Moreover, those who argue that this is not a coup d’état, but an civilian inspired intervention of the military in politics to stop Egypt from descending into anarchy and chaos cannot change the fact that Egypt’s military transferred power illegally from a legitimately elected official and placed it in the hands of an unelected and illegitimate official. This is the definition of a coup d’état. And there is no further debate about that aspect of the event.

Having said that, what are the immediate consequences of this military coup d’état in Egypt & in the Arab/Muslim world?

1-High likelihood of a civil strife and civil war

Civil unrest, and a probable civil war, is very likely and sadly almost unavoidable. The supporters of Morsi will probably protest this coup. They will organize sit-ins in parks, streets, avenues and even  mosques. The military will somehow look away for a couple of months, but sooner or later will intervene forcibly to disperse  the protesters, and that would be the spark which would ignite the first round of violence, which, sadly, wouldn’t the last one. Even if the leaders of the MB have announced that they are against and do not support violence and have denounced it repeatedly, violence is more than likely to occur. In this case, who do we blame? The military or the radical wings of the Islamist movement? It’s clear to me that the blame should go first and foremost to those who organized this coup and stole the legitimate and democratic victory of the MB. After that, the blame game starts again, and we will soon not know who did what, why, and when. Sadly, this has always been the hallmark of the cycle of violence in almost all civil wars and civil strife. But as of now, the aggrieved are the member of the MB, and the aggressors are the military. This much is clear.

2-Victory of the radical wing of the Muslim Brotherhood and defeat of the moderate one

For decades, the leadership of the Muslim Brotherhood has been engaged in a serious and tough internal debate to convince its rank and file that democracy is a valid and a legitimate means to arrive to power and do politics.

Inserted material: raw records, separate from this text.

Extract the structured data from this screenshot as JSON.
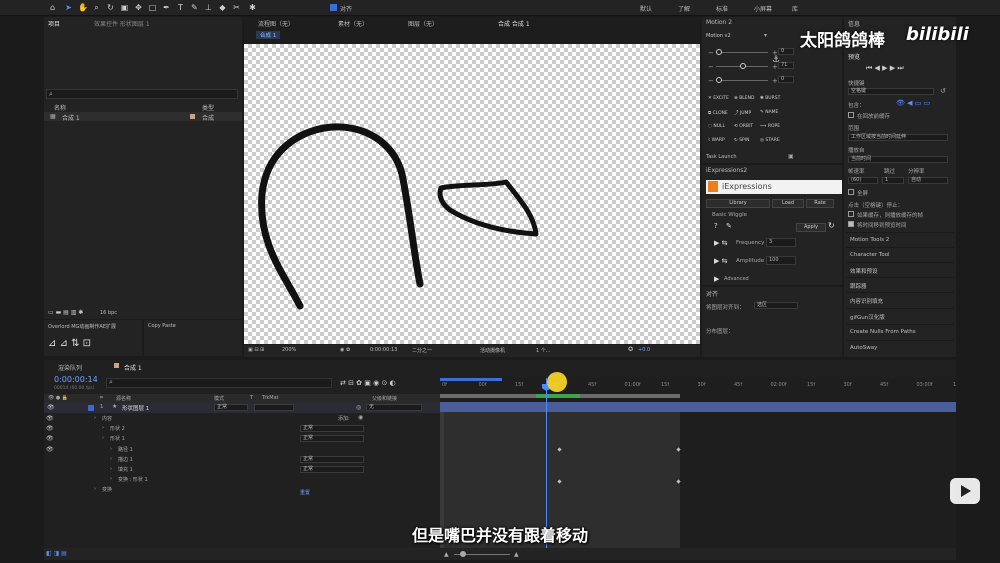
{
  "toolbar": {
    "align_label": "对齐",
    "workspaces": [
      "默认",
      "了解",
      "标准",
      "小屏幕",
      "库"
    ]
  },
  "watermark": {
    "channel": "太阳鸽鸽棒",
    "brand": "bilibili"
  },
  "project": {
    "tab": "项目",
    "effects_tab": "效果控件 形状图层 1",
    "search_icon": "search-icon",
    "col_name": "名称",
    "col_type": "类型",
    "item_name": "合成 1",
    "item_type": "合成",
    "bpc": "16 bpc"
  },
  "extensions": {
    "overlord": "Overlord MG动画制作AE扩展",
    "copy_paste": "Copy Paste"
  },
  "viewer": {
    "tabs": [
      "流程图（无）",
      "素材（无）",
      "图层（无）"
    ],
    "comp_tab": "合成 合成 1",
    "comp_label": "合成 1",
    "zoom": "200%",
    "timecode": "0:00:00:13",
    "resolution": "二分之一",
    "camera": "活动摄像机",
    "views": "1 个...",
    "exposure": "+0.0"
  },
  "motion": {
    "title": "Motion 2",
    "version": "Motion v2",
    "val1": "0",
    "val2": "71",
    "val3": "0",
    "buttons": [
      [
        "EXCITE",
        "BLEND",
        "BURST"
      ],
      [
        "CLONE",
        "JUMP",
        "NAME"
      ],
      [
        "NULL",
        "ORBIT",
        "ROPE"
      ],
      [
        "WARP",
        "SPIN",
        "STARE"
      ]
    ],
    "tasklaunch": "Task Launch"
  },
  "iexp": {
    "tab": "iExpressions2",
    "title": "iExpressions",
    "lib": "Library",
    "load": "Load",
    "rate": "Rate",
    "basic": "Basic Wiggle",
    "apply": "Apply",
    "freq_label": "Frequency",
    "freq_val": "3",
    "amp_label": "Amplitude",
    "amp_val": "100",
    "advanced": "Advanced"
  },
  "align": {
    "tab": "对齐",
    "align_to": "将图层对齐到：",
    "align_target": "选区",
    "distribute": "分布图层："
  },
  "right": {
    "info": "信息",
    "preview": "预览",
    "shortcut_label": "快捷键",
    "shortcut": "空格键",
    "include": "包含：",
    "cache": "在回放前缓存",
    "range_label": "范围",
    "range": "工作区域按当前时间延伸",
    "play_label": "播放自",
    "play": "当前时间",
    "fps_label": "帧速率",
    "skip_label": "跳过",
    "res_label": "分辨率",
    "fps": "(60)",
    "skip": "1",
    "res": "自动",
    "fullscreen": "全屏",
    "stop_note": "点击（空格键）停止：",
    "opt1": "如果缓存，则播放缓存的帧",
    "opt2": "将时间移到预览时间",
    "items": [
      "Motion Tools 2",
      "Character Tool",
      "效果和预设",
      "跟踪器",
      "内容识别填充",
      "gifGun汉化版",
      "Create Nulls From Paths",
      "AutoSway"
    ]
  },
  "timeline": {
    "render_tab": "渲染队列",
    "comp_tab": "合成 1",
    "time": "0:00:00:14",
    "frames": "00014 (60.00 fps)",
    "headers": {
      "src": "源名称",
      "mode": "模式",
      "t": "T",
      "trk": "TrkMat",
      "parent": "父级和链接"
    },
    "layer": {
      "num": "1",
      "name": "形状图层 1",
      "mode": "正常",
      "parent": "无"
    },
    "add": "添加:",
    "rows": [
      "内容",
      "形状 2",
      "形状 1",
      "路径 1",
      "描边 1",
      "填充 1",
      "变换 : 形状 1",
      "变换"
    ],
    "modes": [
      "正常",
      "正常",
      "正常",
      "正常"
    ],
    "reset": "重置",
    "ruler": [
      "0f",
      "00f",
      "15f",
      "30f",
      "45f",
      "01:00f",
      "15f",
      "30f",
      "45f",
      "02:00f",
      "15f",
      "30f",
      "45f",
      "03:00f",
      "15f",
      "30f"
    ]
  },
  "subtitle": "但是嘴巴并没有跟着移动"
}
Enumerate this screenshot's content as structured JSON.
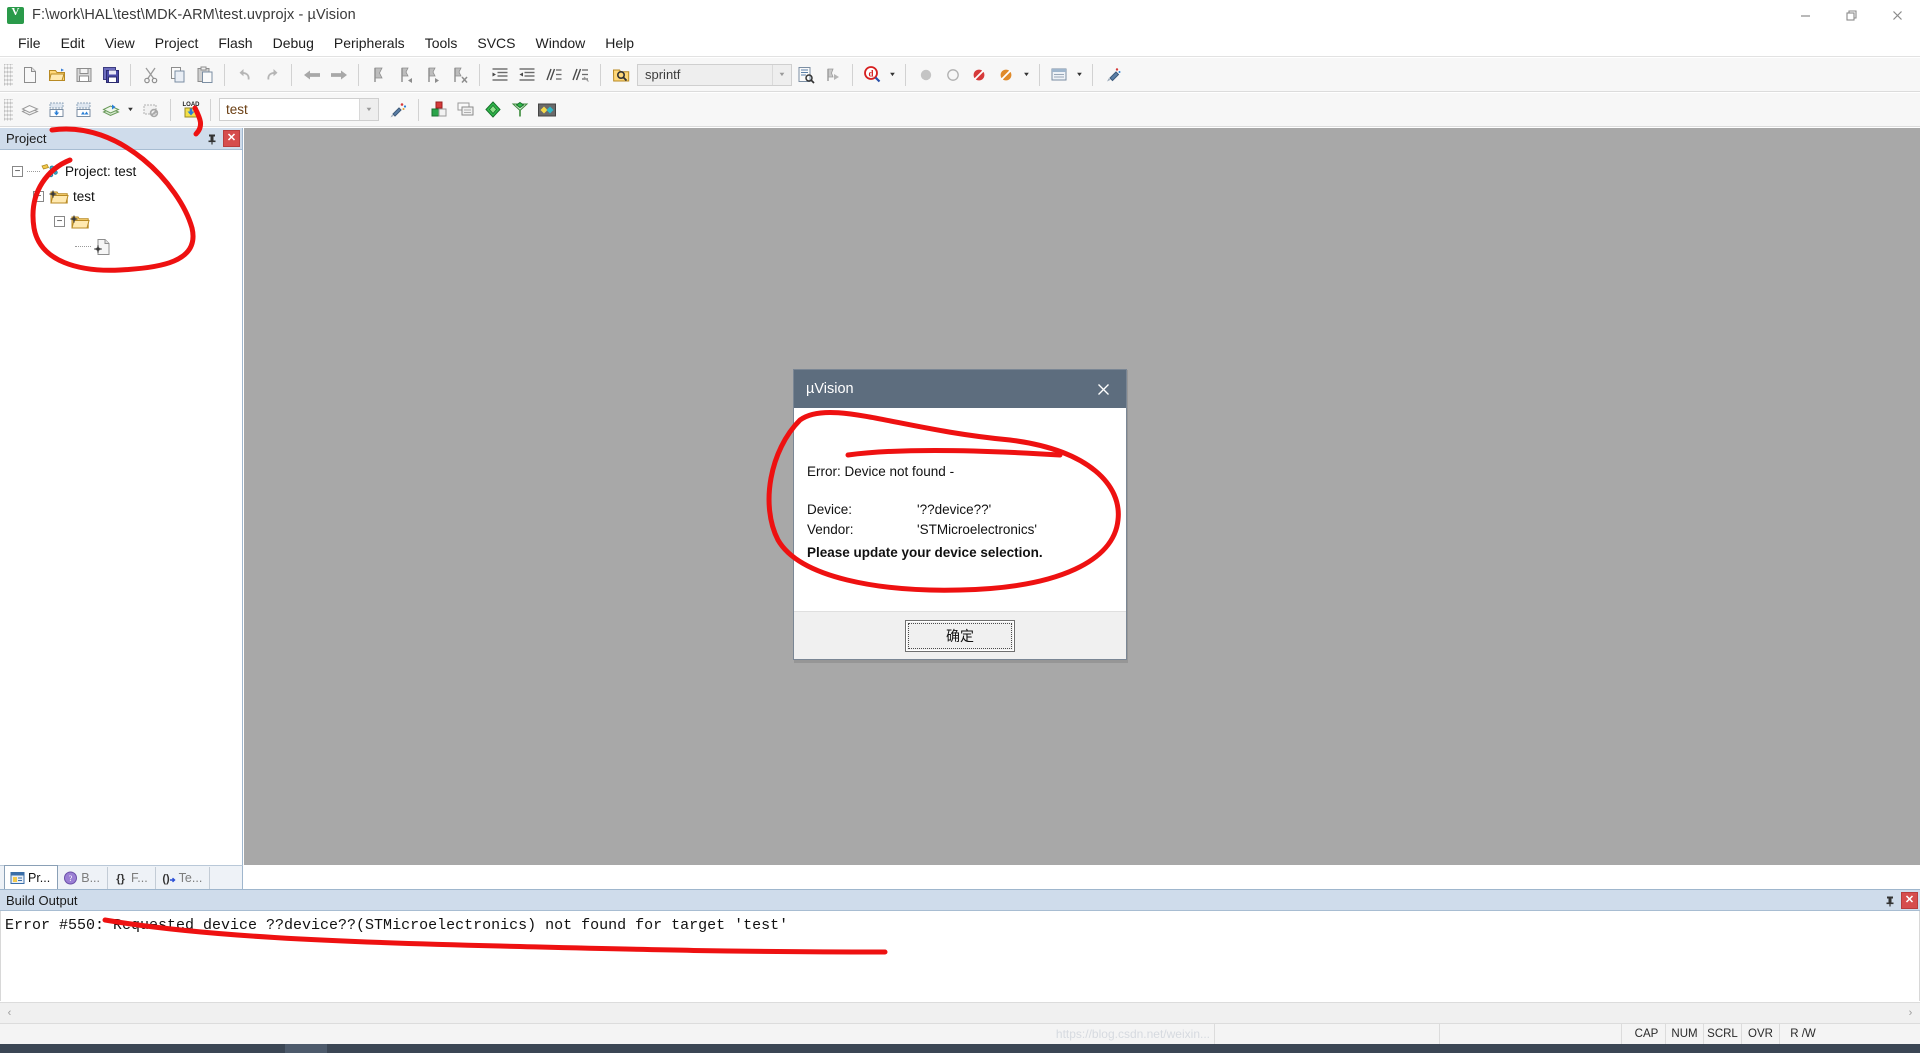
{
  "window": {
    "title": "F:\\work\\HAL\\test\\MDK-ARM\\test.uvprojx - µVision",
    "app_icon": "uvision-logo-icon",
    "minimize_label": "Minimize",
    "restore_label": "Restore",
    "close_label": "Close"
  },
  "menubar": {
    "items": [
      {
        "label": "File"
      },
      {
        "label": "Edit"
      },
      {
        "label": "View"
      },
      {
        "label": "Project"
      },
      {
        "label": "Flash"
      },
      {
        "label": "Debug"
      },
      {
        "label": "Peripherals"
      },
      {
        "label": "Tools"
      },
      {
        "label": "SVCS"
      },
      {
        "label": "Window"
      },
      {
        "label": "Help"
      }
    ]
  },
  "toolbar_main": {
    "buttons": [
      {
        "name": "new-file-icon",
        "tip": "New"
      },
      {
        "name": "open-file-icon",
        "tip": "Open"
      },
      {
        "name": "save-icon",
        "tip": "Save"
      },
      {
        "name": "save-all-icon",
        "tip": "Save All"
      },
      {
        "name": "cut-icon",
        "tip": "Cut"
      },
      {
        "name": "copy-icon",
        "tip": "Copy"
      },
      {
        "name": "paste-icon",
        "tip": "Paste"
      },
      {
        "name": "undo-icon",
        "tip": "Undo"
      },
      {
        "name": "redo-icon",
        "tip": "Redo"
      },
      {
        "name": "navigate-back-icon",
        "tip": "Back"
      },
      {
        "name": "navigate-forward-icon",
        "tip": "Forward"
      },
      {
        "name": "bookmark-toggle-icon",
        "tip": "Insert/Remove Bookmark"
      },
      {
        "name": "bookmark-prev-icon",
        "tip": "Previous Bookmark"
      },
      {
        "name": "bookmark-next-icon",
        "tip": "Next Bookmark"
      },
      {
        "name": "bookmark-clear-icon",
        "tip": "Clear All Bookmarks"
      },
      {
        "name": "indent-icon",
        "tip": "Indent"
      },
      {
        "name": "outdent-icon",
        "tip": "Outdent"
      },
      {
        "name": "comment-icon",
        "tip": "Comment"
      },
      {
        "name": "uncomment-icon",
        "tip": "Uncomment"
      },
      {
        "name": "find-in-files-icon",
        "tip": "Find in Files"
      }
    ],
    "search_combo": {
      "value": "sprintf",
      "placeholder": ""
    },
    "after_combo": [
      {
        "name": "incremental-find-icon",
        "tip": "Find"
      },
      {
        "name": "go-to-definition-icon",
        "tip": "Go To Definition"
      },
      {
        "name": "debug-search-icon",
        "tip": "Browse"
      },
      {
        "name": "breakpoint-icon",
        "tip": "Insert/Remove Breakpoint"
      },
      {
        "name": "disable-breakpoint-icon",
        "tip": "Disable Breakpoint"
      },
      {
        "name": "kill-breakpoints-icon",
        "tip": "Kill All Breakpoints"
      },
      {
        "name": "disable-all-breakpoints-icon",
        "tip": "Disable All Breakpoints"
      },
      {
        "name": "manage-components-icon",
        "tip": "Manage Components"
      },
      {
        "name": "config-wizard-icon",
        "tip": "Configuration Wizard"
      }
    ]
  },
  "toolbar_build": {
    "buttons": [
      {
        "name": "translate-icon",
        "tip": "Translate"
      },
      {
        "name": "build-target-icon",
        "tip": "Build"
      },
      {
        "name": "rebuild-all-icon",
        "tip": "Rebuild"
      },
      {
        "name": "batch-build-icon",
        "tip": "Batch Build"
      },
      {
        "name": "stop-build-icon",
        "tip": "Stop Build"
      },
      {
        "name": "download-icon",
        "tip": "Download"
      }
    ],
    "target_combo": {
      "value": "test"
    },
    "right_buttons": [
      {
        "name": "target-options-icon",
        "tip": "Options for Target"
      },
      {
        "name": "manage-project-items-icon",
        "tip": "Manage Project Items"
      },
      {
        "name": "multi-project-icon",
        "tip": "Multi-Project"
      },
      {
        "name": "pack-installer-icon",
        "tip": "Pack Installer"
      },
      {
        "name": "manage-run-time-icon",
        "tip": "Manage Run-Time Environment"
      },
      {
        "name": "software-packs-icon",
        "tip": "Select Software Packs"
      }
    ]
  },
  "project_panel": {
    "title": "Project",
    "pin_label": "Auto Hide",
    "close_label": "Close",
    "tree": [
      {
        "level": 0,
        "label": "Project: test",
        "icon": "project-icon",
        "expanded": true
      },
      {
        "level": 1,
        "label": "test",
        "icon": "target-folder-icon",
        "expanded": true
      },
      {
        "level": 2,
        "label": "",
        "icon": "group-folder-icon",
        "expanded": true
      },
      {
        "level": 3,
        "label": "",
        "icon": "source-file-icon",
        "expanded": null
      }
    ],
    "tabs": [
      {
        "label": "Pr...",
        "icon": "project-tab-icon",
        "active": true
      },
      {
        "label": "B...",
        "icon": "books-tab-icon",
        "active": false
      },
      {
        "label": "F...",
        "icon": "functions-tab-icon",
        "active": false
      },
      {
        "label": "Te...",
        "icon": "templates-tab-icon",
        "active": false
      }
    ]
  },
  "build_output": {
    "title": "Build Output",
    "pin_label": "Auto Hide",
    "close_label": "Close",
    "lines": [
      "Error #550: Requested device ??device??(STMicroelectronics) not found for target 'test'"
    ],
    "scroll_left": "‹",
    "scroll_right": "›"
  },
  "statusbar": {
    "watermark": "https://blog.csdn.net/weixin...",
    "indicators": [
      "CAP",
      "NUM",
      "SCRL",
      "OVR",
      "R /W"
    ]
  },
  "dialog": {
    "title": "µVision",
    "close_label": "Close",
    "error_text": "Error: Device not found -",
    "fields": [
      {
        "key": "Device:",
        "value": "'??device??'"
      },
      {
        "key": "Vendor:",
        "value": "'STMicroelectronics'"
      }
    ],
    "hint": "Please update your device selection.",
    "ok_label": "确定"
  },
  "colors": {
    "dialog_titlebar": "#5d6d7e",
    "panel_header": "#cfdceb",
    "mdi_background": "#a8a8a8",
    "annotation_red": "#ee1111",
    "close_button_red": "#d64d4d",
    "taskbar": "#3b4654"
  }
}
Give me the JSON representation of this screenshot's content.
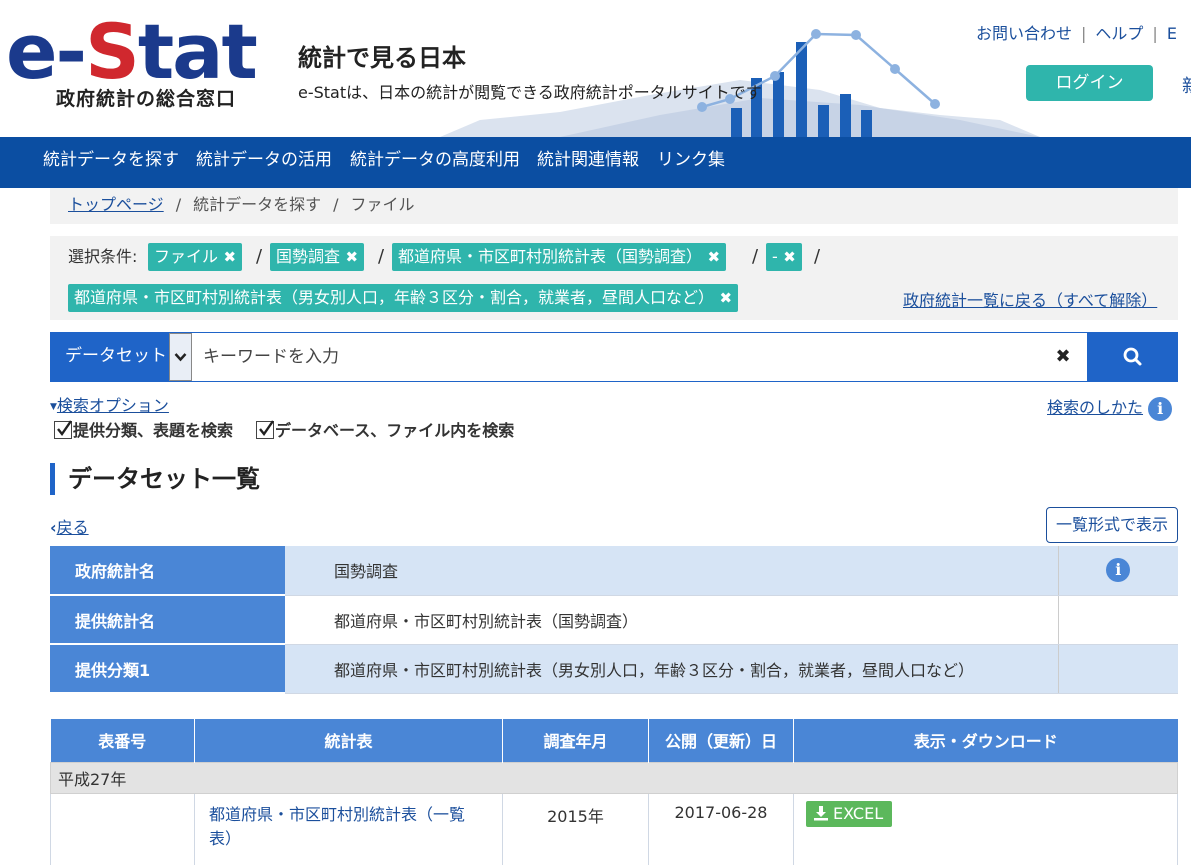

During those years, there were divisions within the movement, the radicals were forced out, outnumbered and muted, and serious fights, fatwas and religious edits were issued to justify democracy, and undermine all alternative means that were so popular in the movement back in the 1960s and 70s. Those who won that debate are the biggest losers today since this coup will provide cover, support, and justification for the rhetoric of the radicals. So, we will probably see the revival of the radical wing of the Muslim Brotherhood which has never believed that Arab/Muslim autocrats would allow an Islamist Party to win elections and exercise power.

3-U.S. will be fairly or unfairly blamed for the coup d’état

The U.S and Israel will be directly or indirectly, fairly or unfairly, blamed for this coup. Even if the U.S did not have any involvement in the coup, the fact that it did not put sufficient pressures on the Egyptian military (with whom it has great relations) will be held against it. Already all over social media networks and Internet forums pictures of a collage of Mossadegh, Salvador Allende and Morsi are floating intimating that this was a coup designed in the West (you add to that Israel) and carried out by “their stooges”, the Egyptian military.

4-Good days ahead for Al-Qaeda

Al-Qaeda has just gotten a fresh batch of new recruits, slogans, narrative, and material. All that material will point an accusatory finger toward the U.S and accuse the U.S (and by extension Israel) for its hypocrisy–i.e., the U.S loves democracy only when it doesn’t involve Islamist Parties–and for being anti-Islam. The “I told you so” will be the new recruiting slogan for Al-Qaeda. Members of Al-Qaeda as well as its ideology never believed and/or supported democracy and have always undermined moderate and not so moderate Islamist political parties. Probably, the biggest blow to the Al-Qaeda as an ideology was the Arab Spring and the electoral victories of moderate Islamist parties in Tunisia and Egypt. However, Al-Qaeda’s biggest victory so far was handed to it by the Egyptian military today. I have no doubt that Al-Zawahiri is celebrating and dancing in his cave right now.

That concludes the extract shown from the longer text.